The new MD believes recent open access regulation is favourable for CGD incumbents as well, which will sustain profitability.
IGL has the option to widen margins as CNG is about half the price of competing fuels. (Representational image)
We met IGL’s new Managing Director, Mr A K Jana, as part of our CGD CEO e-Series Conference. IGL’s volumes are poised to accelerate structurally. The new MD believes recent open access regulation is favourable for CGD incumbents as well, which will sustain profitability. Highlights, volumes are poised to accelerate to a 10–15% CAGR over five years led by a doubling in domestic gas connections and ‘enhanced economics’ of CNG vehicles. IGL targets 2x CNG stations in five years. Recent open access regulation encourages new CGD buildout while restricting a pure change of hands. High barriers remain. IGL has the option to widen margins as CNG is about half the price of competing fuels. We are raising the TP by 4.9% to INR593; reiterate ‘Buy’.
Sharp CNG volume recovery is underway, with Nov 2020 volumes at ~93% of pre- covid.

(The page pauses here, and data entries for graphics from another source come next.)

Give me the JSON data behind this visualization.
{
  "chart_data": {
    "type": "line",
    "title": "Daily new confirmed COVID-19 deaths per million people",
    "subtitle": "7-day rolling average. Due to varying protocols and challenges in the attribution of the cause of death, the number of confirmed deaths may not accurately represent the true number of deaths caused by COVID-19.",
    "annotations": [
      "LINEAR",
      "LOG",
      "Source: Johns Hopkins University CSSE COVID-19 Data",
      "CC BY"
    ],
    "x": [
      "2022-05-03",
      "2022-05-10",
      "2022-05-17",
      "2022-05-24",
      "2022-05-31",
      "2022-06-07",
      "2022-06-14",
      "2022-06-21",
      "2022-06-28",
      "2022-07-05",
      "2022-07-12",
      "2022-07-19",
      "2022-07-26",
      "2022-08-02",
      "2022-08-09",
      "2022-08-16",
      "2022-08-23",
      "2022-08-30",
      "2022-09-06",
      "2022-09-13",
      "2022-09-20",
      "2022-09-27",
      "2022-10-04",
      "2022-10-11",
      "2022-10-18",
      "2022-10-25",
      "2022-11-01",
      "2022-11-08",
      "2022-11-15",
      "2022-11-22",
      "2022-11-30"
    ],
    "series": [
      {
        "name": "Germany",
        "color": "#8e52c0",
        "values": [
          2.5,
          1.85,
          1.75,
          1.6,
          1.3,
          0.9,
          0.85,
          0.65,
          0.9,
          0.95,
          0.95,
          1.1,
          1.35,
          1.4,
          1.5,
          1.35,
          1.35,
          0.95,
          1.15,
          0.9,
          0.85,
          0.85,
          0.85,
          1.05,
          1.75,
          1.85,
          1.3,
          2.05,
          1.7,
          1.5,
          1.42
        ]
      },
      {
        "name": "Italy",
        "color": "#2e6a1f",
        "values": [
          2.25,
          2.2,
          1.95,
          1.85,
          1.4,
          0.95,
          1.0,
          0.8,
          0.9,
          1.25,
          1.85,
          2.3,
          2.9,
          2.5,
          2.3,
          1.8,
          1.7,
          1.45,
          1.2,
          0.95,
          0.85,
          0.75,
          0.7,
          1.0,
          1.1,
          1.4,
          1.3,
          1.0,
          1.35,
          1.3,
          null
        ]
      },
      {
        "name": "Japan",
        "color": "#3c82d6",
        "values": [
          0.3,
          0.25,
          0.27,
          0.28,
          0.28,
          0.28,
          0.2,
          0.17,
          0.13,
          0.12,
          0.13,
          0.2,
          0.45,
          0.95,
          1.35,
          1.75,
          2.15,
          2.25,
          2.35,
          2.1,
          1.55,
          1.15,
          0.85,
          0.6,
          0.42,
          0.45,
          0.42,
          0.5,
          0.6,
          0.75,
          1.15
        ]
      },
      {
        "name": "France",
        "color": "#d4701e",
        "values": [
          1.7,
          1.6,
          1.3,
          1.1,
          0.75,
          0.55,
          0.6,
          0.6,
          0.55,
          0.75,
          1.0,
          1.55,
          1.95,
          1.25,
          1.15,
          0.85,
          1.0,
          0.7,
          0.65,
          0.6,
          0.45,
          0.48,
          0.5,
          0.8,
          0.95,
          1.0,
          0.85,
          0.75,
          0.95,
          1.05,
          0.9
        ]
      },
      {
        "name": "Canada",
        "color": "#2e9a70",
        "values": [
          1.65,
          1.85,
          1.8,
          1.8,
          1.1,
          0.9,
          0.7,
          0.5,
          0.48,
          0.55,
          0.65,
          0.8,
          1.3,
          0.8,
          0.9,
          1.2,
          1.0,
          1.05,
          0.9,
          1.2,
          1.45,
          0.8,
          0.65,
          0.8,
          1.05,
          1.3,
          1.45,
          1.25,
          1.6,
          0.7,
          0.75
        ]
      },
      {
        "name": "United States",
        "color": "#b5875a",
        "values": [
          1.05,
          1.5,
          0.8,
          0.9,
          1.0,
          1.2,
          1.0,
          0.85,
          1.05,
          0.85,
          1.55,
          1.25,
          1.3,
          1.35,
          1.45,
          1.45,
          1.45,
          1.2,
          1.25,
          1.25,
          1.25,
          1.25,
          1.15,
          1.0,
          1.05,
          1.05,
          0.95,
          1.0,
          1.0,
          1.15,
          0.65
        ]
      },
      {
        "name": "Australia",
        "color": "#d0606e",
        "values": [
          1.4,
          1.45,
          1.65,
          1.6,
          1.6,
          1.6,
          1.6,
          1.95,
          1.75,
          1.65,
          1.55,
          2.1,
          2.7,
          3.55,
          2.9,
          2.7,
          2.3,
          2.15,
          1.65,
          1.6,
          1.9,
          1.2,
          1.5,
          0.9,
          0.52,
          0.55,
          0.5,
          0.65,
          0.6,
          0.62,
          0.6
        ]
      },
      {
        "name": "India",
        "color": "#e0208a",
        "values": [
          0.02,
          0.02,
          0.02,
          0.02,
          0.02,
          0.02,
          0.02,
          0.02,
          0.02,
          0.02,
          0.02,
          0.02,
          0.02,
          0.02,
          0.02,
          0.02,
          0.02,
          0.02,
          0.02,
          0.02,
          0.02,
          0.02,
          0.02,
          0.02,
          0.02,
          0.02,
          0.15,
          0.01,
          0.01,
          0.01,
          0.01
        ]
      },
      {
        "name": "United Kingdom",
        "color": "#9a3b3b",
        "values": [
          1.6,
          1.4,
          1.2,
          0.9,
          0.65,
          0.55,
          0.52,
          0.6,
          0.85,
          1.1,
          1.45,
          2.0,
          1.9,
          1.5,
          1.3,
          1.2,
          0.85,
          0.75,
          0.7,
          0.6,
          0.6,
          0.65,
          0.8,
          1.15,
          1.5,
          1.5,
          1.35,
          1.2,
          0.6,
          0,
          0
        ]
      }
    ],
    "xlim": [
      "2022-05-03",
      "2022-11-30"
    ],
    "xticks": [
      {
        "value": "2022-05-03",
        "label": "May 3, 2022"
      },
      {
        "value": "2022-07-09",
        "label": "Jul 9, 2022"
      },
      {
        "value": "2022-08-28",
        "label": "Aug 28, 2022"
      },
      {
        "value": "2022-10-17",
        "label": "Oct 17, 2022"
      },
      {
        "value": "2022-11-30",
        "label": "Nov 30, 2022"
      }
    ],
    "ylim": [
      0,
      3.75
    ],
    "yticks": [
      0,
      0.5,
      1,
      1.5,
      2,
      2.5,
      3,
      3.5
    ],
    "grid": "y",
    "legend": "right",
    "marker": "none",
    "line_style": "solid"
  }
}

IGL targets to end 3QFY21 with flat YoY volume and 4QFY21E with 10–12% YoY growth. For FY22E, it expects volume growth of 20–22% over FY20. Car conversions have jumped from 5,000/month to 7,000, and the MD expects this to touch 10,000. A 15–20% rise in diesel taxes has made CNG cost half of competing fuels, not to mention an 8–10% hike in cost of BSVI diesel vehicles. IGL targets to increase CNG stations by 15–18% pa, ~60% of which would be directly controlled by IGL versus 35–40% currently. Bus volumes (20–25% of CNG) should trend up from FY22E as ~30% (2,200) new buses would be added in the NCR region by FY22E. School buses (~12% of CNG) shall further augment volumes once schools reopen. IGL targets 2x PNG connections in five years, adding 0.25mn+ pa.

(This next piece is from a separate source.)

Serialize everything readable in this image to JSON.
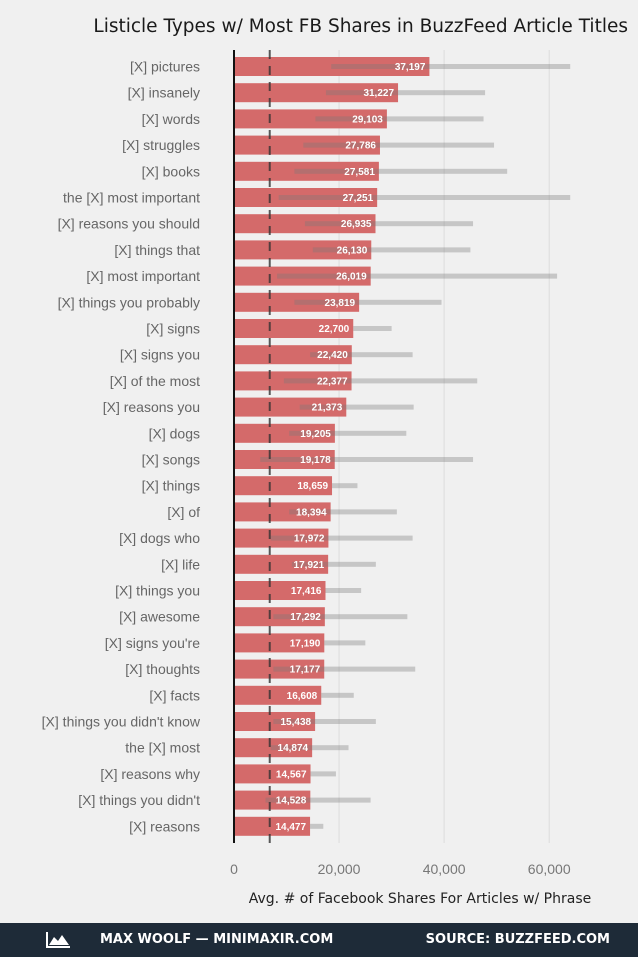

The PNGRB has notified a 12% post-tax RoCE (~16% pre-tax RoCE) for the 20% open access permitted in each geographical area. Most importantly, to encourage new infrastructure build-out, OMCS are prohibited from taking over existing CNG stations. Only one-third of NCR’s gas stations do not have CNG dispensing while the strategic ones are already in IGL’s fold.
We believe the risk from open access is already behind and, in fact, will spur profitability. We maintain ‘BUY/SO’ with revised TP of INR593 (from INR565) due to increase in EBITDA margin assumptions, implying 24.6x FY22E PER.